I used to call them rude; maybe some of them are. But lately—largely in part, I’m sure, because God gave me His eyes and not mine—the perspective is shifting. Now when they ignore those “good mornings” or avoid eye contact or stare blankly at playful banter . . . . the reason may transcend insolence. Or self-centeredness. Or pesky teenage hormones.
In this moment, it’s as clear as day that my students—someone’s children—all of our futures—shoulder a daily, unimaginable burden of detachment. Rejection. Invisibility.
And it’s costing us greatly.
Please know that this blog is one of personal reflection on my responsibility to care for each human in my path. It’s not, however, a declaration of blame, solutions, or criticisms on school violence. I’m not that smart. Or even that informed. But one thing I do know after decades in the classroom and even longer than that following Jesus’s teachings: In order to help each other, we must first see each other.
Many teachers like me get an eyeful every day:
We may allow students to choose their own groups for activities.

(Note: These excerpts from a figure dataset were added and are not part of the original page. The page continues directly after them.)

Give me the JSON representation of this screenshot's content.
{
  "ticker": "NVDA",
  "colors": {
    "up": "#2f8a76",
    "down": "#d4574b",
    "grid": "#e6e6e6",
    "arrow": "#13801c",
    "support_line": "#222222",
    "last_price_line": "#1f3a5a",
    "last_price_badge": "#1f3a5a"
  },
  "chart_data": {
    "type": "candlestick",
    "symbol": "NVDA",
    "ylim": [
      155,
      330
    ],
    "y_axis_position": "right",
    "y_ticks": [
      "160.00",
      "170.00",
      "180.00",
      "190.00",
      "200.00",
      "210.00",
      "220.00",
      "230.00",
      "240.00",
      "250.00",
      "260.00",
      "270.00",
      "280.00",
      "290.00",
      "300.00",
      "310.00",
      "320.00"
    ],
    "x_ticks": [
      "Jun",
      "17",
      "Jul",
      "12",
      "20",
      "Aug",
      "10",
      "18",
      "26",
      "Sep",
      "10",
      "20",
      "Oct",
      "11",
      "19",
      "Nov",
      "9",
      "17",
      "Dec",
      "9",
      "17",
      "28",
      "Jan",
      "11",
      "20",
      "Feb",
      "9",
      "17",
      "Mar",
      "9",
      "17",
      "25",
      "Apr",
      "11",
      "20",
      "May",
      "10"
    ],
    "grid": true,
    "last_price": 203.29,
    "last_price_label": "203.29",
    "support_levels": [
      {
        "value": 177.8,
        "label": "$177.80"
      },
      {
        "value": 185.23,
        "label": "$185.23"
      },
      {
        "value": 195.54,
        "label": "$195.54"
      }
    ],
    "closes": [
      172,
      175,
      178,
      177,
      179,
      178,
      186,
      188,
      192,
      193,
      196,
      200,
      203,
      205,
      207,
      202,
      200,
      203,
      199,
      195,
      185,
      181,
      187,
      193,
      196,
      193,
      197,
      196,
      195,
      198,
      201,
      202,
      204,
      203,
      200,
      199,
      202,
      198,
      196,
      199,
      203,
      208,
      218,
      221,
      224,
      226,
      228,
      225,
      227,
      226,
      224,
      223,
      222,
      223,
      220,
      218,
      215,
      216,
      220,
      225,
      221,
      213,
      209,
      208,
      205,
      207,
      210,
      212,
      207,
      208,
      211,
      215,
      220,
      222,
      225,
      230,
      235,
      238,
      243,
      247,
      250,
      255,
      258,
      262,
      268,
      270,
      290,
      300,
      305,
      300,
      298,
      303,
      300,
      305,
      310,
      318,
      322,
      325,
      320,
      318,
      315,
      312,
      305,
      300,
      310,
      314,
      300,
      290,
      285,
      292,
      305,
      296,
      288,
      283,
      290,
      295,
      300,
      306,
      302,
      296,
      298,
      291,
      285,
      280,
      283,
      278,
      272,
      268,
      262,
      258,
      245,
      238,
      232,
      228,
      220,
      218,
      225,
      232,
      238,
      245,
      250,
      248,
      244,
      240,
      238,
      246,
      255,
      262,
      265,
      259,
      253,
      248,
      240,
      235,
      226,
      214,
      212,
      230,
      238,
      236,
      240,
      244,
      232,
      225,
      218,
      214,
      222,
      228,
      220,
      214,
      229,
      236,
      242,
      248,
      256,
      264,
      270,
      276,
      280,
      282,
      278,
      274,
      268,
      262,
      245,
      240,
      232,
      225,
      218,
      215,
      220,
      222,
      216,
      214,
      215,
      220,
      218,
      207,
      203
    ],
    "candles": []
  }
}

One kid nervously scans the room, not knowing which to join. So we jump in, asking the members of Group A to pull up a chair for so-and-so. They do so respectfully enough but then essentially ignore him. I’m not suggesting it’s on purpose. But why is that?

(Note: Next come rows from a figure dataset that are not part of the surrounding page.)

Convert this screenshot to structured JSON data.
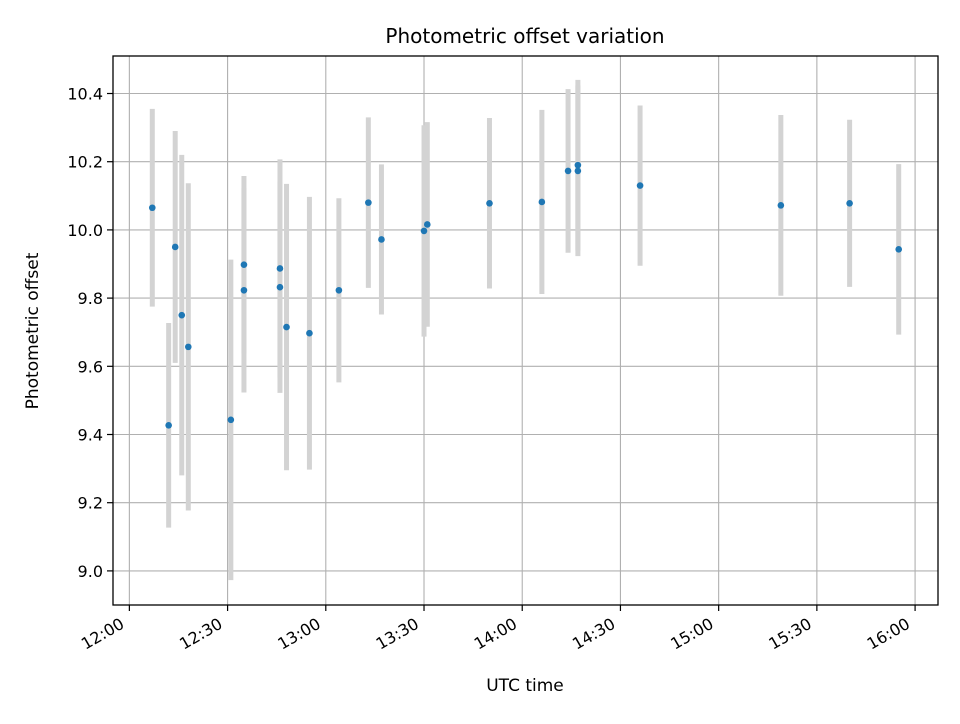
{
  "chart_data": {
    "type": "scatter",
    "title": "Photometric offset variation",
    "xlabel": "UTC time",
    "ylabel": "Photometric offset",
    "x_ticks": [
      "12:00",
      "12:30",
      "13:00",
      "13:30",
      "14:00",
      "14:30",
      "15:00",
      "15:30",
      "16:00"
    ],
    "y_ticks": [
      "9.0",
      "9.2",
      "9.4",
      "9.6",
      "9.8",
      "10.0",
      "10.2",
      "10.4"
    ],
    "xlim": [
      "11:55",
      "16:07"
    ],
    "ylim": [
      8.9,
      10.51
    ],
    "grid": true,
    "colors": {
      "point": "#1f77b4",
      "errorbar": "#d3d3d3",
      "grid": "#b0b0b0"
    },
    "series": [
      {
        "points": [
          {
            "x": "12:07",
            "y": 10.065,
            "err": 0.29
          },
          {
            "x": "12:12",
            "y": 9.427,
            "err": 0.3
          },
          {
            "x": "12:14",
            "y": 9.95,
            "err": 0.34
          },
          {
            "x": "12:16",
            "y": 9.75,
            "err": 0.47
          },
          {
            "x": "12:18",
            "y": 9.657,
            "err": 0.48
          },
          {
            "x": "12:31",
            "y": 9.443,
            "err": 0.47
          },
          {
            "x": "12:35",
            "y": 9.898,
            "err": 0.26
          },
          {
            "x": "12:35",
            "y": 9.823,
            "err": 0.3
          },
          {
            "x": "12:46",
            "y": 9.887,
            "err": 0.32
          },
          {
            "x": "12:46",
            "y": 9.832,
            "err": 0.31
          },
          {
            "x": "12:48",
            "y": 9.715,
            "err": 0.42
          },
          {
            "x": "12:55",
            "y": 9.697,
            "err": 0.4
          },
          {
            "x": "13:04",
            "y": 9.823,
            "err": 0.27
          },
          {
            "x": "13:13",
            "y": 10.08,
            "err": 0.25
          },
          {
            "x": "13:17",
            "y": 9.972,
            "err": 0.22
          },
          {
            "x": "13:30",
            "y": 9.997,
            "err": 0.31
          },
          {
            "x": "13:31",
            "y": 10.016,
            "err": 0.3
          },
          {
            "x": "13:50",
            "y": 10.078,
            "err": 0.25
          },
          {
            "x": "14:06",
            "y": 10.082,
            "err": 0.27
          },
          {
            "x": "14:14",
            "y": 10.173,
            "err": 0.24
          },
          {
            "x": "14:17",
            "y": 10.173,
            "err": 0.25
          },
          {
            "x": "14:17",
            "y": 10.19,
            "err": 0.25
          },
          {
            "x": "14:36",
            "y": 10.13,
            "err": 0.235
          },
          {
            "x": "15:19",
            "y": 10.072,
            "err": 0.265
          },
          {
            "x": "15:40",
            "y": 10.078,
            "err": 0.245
          },
          {
            "x": "15:55",
            "y": 9.943,
            "err": 0.25
          }
        ]
      }
    ]
  }
}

We notice isolated students in hallways and during lunches, perhaps masking the awkwardness via earbuds or cell phones. Hundreds walk past—kids and adults—but no one acknowledges the Lone Wolves’ presence, not even with a hello, because they obviously prefer alone time. But do they?
We read the essays, attend the parent conferences, consult the guidance counselors, observe the abyss. . . . and feel our students’ heaviness. We want to take them home. (But we can’t.) We want to whisper to a nice group of kids, “Invite her along.” (But we don’t dare.) We want to write little notes to the warriors: the kids who show up day after day, even though they feel different, misunderstood, unnoticed. (Maybe we should.)
Big or small, grown or getting there, we all want to belong. To matter. And helping teens find their way is increasingly difficult. But Heavenly wisdom abounds, and every day that I ask Him, God shows me a clear way to connect. Just this week, for instance, after seventeen weeks of smiling and trying in vain to make conversation with a student, I finally got a “hi” and a grin. Joy overflowed with this breakthrough; in fact, I almost hugged her! Maybe next time, God willing, I will.
As those who have been chosen of God, holy and beloved, put on a heart of compassion, kindness, humility, gentleness and patience; bearing with one another and forgiving each other . . . just as the Lord forgave you, so also should you. Beyond all these things put on love, which is the perfect bond of unity.”